Dubai Mall was a bust as far as the boys were concerned. They liked the aquarium, liked the Burj, but the rest of it? “Stupid and overpriced,” as Liam announced. What use did they have for Montblanc pens or Gucci shoes or gold-plated memorabilia?
When we finally escaped from the mall, we had to get to the bus station for our bus back to Abu Dhabi. We took a slight detour through the Spice Souk, where the boys found what Caleb called real treasures: golden jewel-encrusted elephants, only 15dhr (about 4 bucks); a replica of the Burj, sprinkled with diamonds, for only TWELVE! A golden box with a genuine enamel lid engraved with an image of the Burj…only TEN!
Treasure packed in our bags, we took a dhow—a flat-bottomed wooden boat—across Dubai Creek to the bus station.

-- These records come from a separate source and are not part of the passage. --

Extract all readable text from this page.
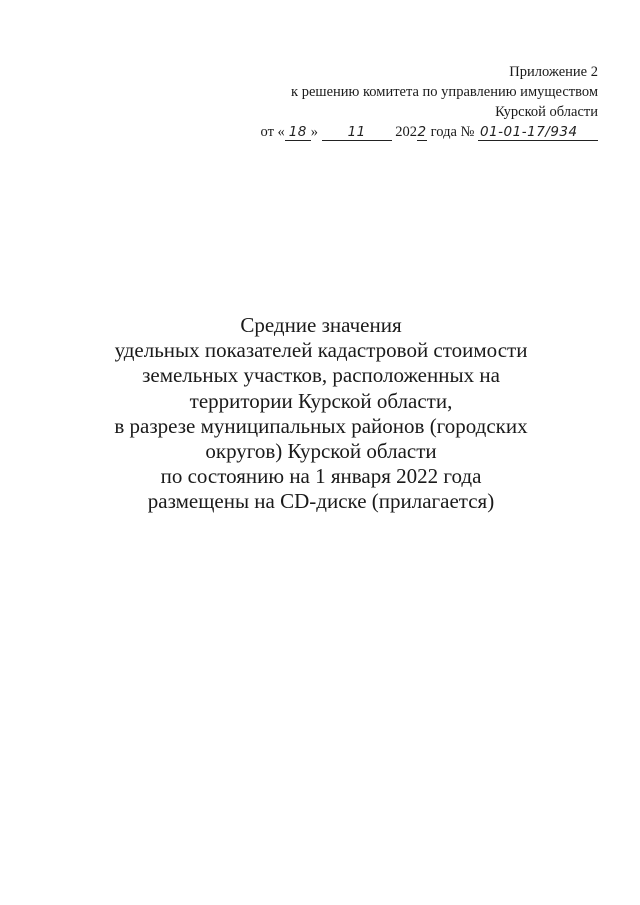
Приложение 2
к решению комитета по управлению имуществом
Курской области
от « 18 » 11 2022 года № 01-01-17/934
Средние значения
удельных показателей кадастровой стоимости
земельных участков, расположенных на
территории Курской области,
в разрезе муниципальных районов (городских
округов) Курской области
по состоянию на 1 января 2022 года
размещены на CD-диске (прилагается)
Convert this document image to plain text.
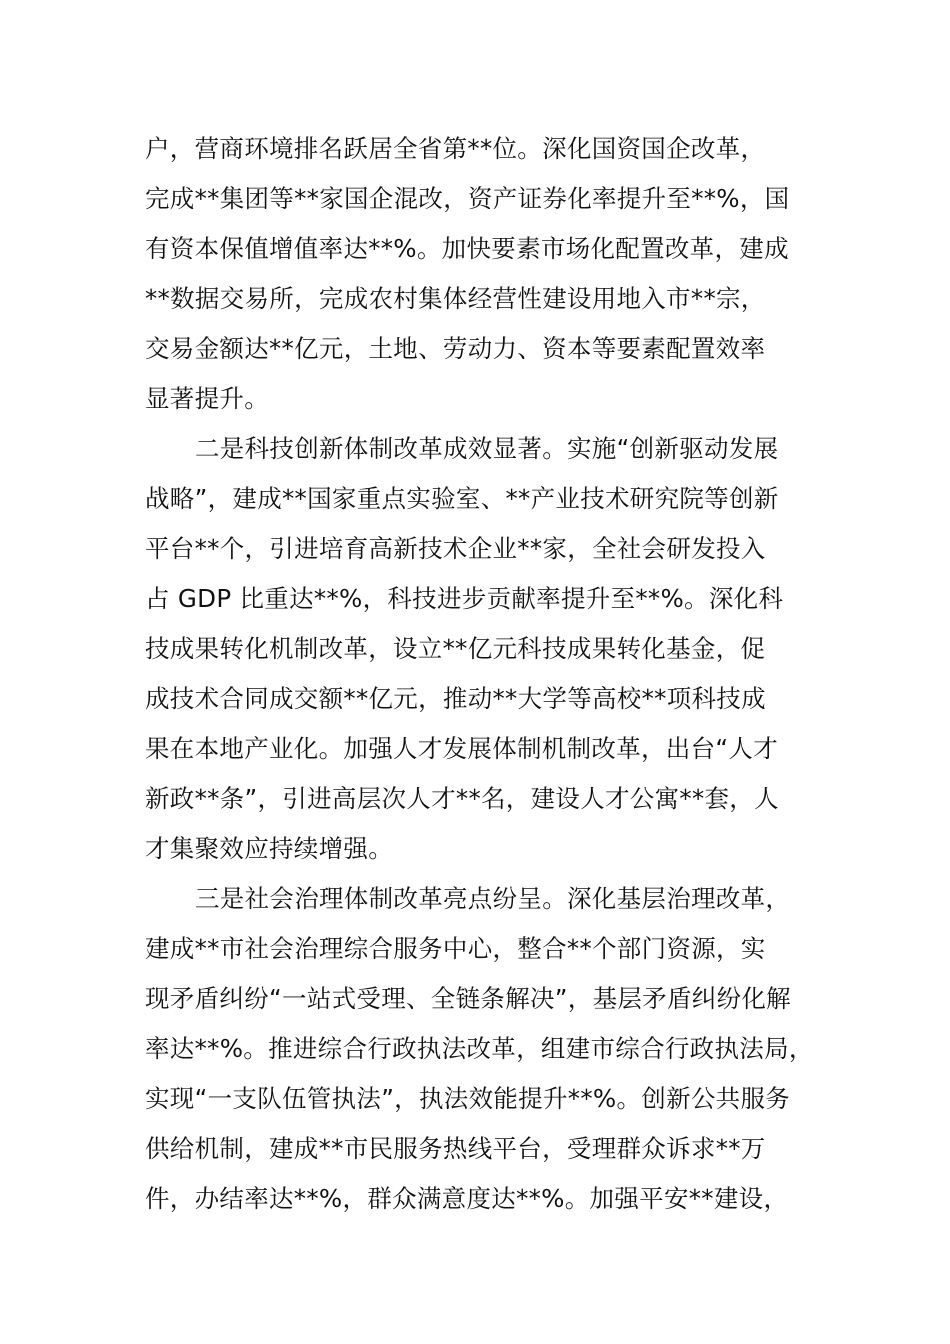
户，营商环境排名跃居全省第**位。深化国资国企改革，
完成**集团等**家国企混改，资产证券化率提升至**%，国
有资本保值增值率达**%。加快要素市场化配置改革，建成
**数据交易所，完成农村集体经营性建设用地入市**宗，
交易金额达**亿元，土地、劳动力、资本等要素配置效率
显著提升。
二是科技创新体制改革成效显著。实施“创新驱动发展
战略”，建成**国家重点实验室、**产业技术研究院等创新
平台**个，引进培育高新技术企业**家，全社会研发投入
占 GDP 比重达**%，科技进步贡献率提升至**%。深化科
技成果转化机制改革，设立**亿元科技成果转化基金，促
成技术合同成交额**亿元，推动**大学等高校**项科技成
果在本地产业化。加强人才发展体制机制改革，出台“人才
新政**条”，引进高层次人才**名，建设人才公寓**套，人
才集聚效应持续增强。
三是社会治理体制改革亮点纷呈。深化基层治理改革，
建成**市社会治理综合服务中心，整合**个部门资源，实
现矛盾纠纷“一站式受理、全链条解决”，基层矛盾纠纷化解
率达**%。推进综合行政执法改革，组建市综合行政执法局，
实现“一支队伍管执法”，执法效能提升**%。创新公共服务
供给机制，建成**市民服务热线平台，受理群众诉求**万
件，办结率达**%，群众满意度达**%。加强平安**建设，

And that’s when we found ourselves in an entirely different Dubai—not the bling-bling world of the mall, or the tourist trap of the Souk. Nope, we pretty much found ourselves in the Port Authority of Dubai, with two tired kids in tow, each just on the verge of complete meltdown.
There was nothing picturesque about this bus station; there was no danger of anyone breaking into a sort of Bollywood-esque chorus. There were just lines. Long, long lines of people waiting for busses and bossy men in over-fancy uniforms telling people where to stand, speaking in a fast combination of Arabic and English.
First fancy-uniform guy ushered us to the front of the line because families get priority boarding (nice, eh?). Then second fancy-pants guy said, nope, get to the back of the line. The boys shifted from quiet grumbling to low-level whining, failing to see any humor in the situation whatsoever.
We watched as one bus drove in, filled up, drove away; then watched as all the men traveling alone were herded into a separate line, while we stayed in the “families and ladies” line to wait for the next bus. And when might that next bus arrive? No one seemed able to tell us.
Boys now in full-throttle whine.
I realize we are (eventually) going to take a two-hour bus ride back to Abu Dhabi on a bus with no toilet, so I seize the moment and decide to take the boys in search of the bathroom. I saw a sign that said “ladies” and walked toward it, only to realize that the sign was pointing me to a ladies-only bus stand, not the loo. I asked yet another fancy-pants official, who gestured us across the parking lot, so off we went, threading our way through the crowds, boys now whining loudly, close to outright rebellion.
We get across the station and—no bathroom, just a greasy-spoon restaurant surrounded by men smoking cigarettes.
Try again: ask another official, who waved in a different direction, so off we go, me trying to make jokes about how confused everyone is. The boys are having none of it, and this time we end up at a ticket kiosk/prayer corner. Men are buying tickets at one window, and several others are saying their prayers, crowded on a green rug. Interrupting them to ask where the ladies room is seems like a bad idea.
“Forget it,” I say to the boys. “We don’t want to miss the bus. We’ll just deal somehow.”
“I have to PEE!” Liam buries his face in his hands. “WHY CAN’T ANY OF THESE PEOPLE SPEAK ENGLISH!” he shrieks. “And why don’t ANY of them know where the bathroom is!”
I decide now is not the time for a discussion of ethnocentrism and cultural arrogance. (Plus that, almost everyone does speak English. Which is to say, a hell of a lot better than any of us speak Arabic.)
At that precise moment, Caleb saves the day: he points to the sign on the wall that indicates the way to the ladies toilet.
Liam slams open the door to the stall, only to stop short: the “toilets” are holes in the ground, with porcelain ridges on either side—you know, to help prevent slipping while squatting.
The boys aren’t quite sure what they’re supposed to do and when I explain to them, they’re both horrified—and completely unmoved by the fact this whole situation is going to be harder for me than for them.
The toilet holes accomplish one thing—well, okay, we all pee, so really two things—but they’re so awful that we have no choice but to laugh. It’s not often that you get to say a toilet hole wards off a temper tantrum, right?
And that, friends, was our night in glamorous Dubai.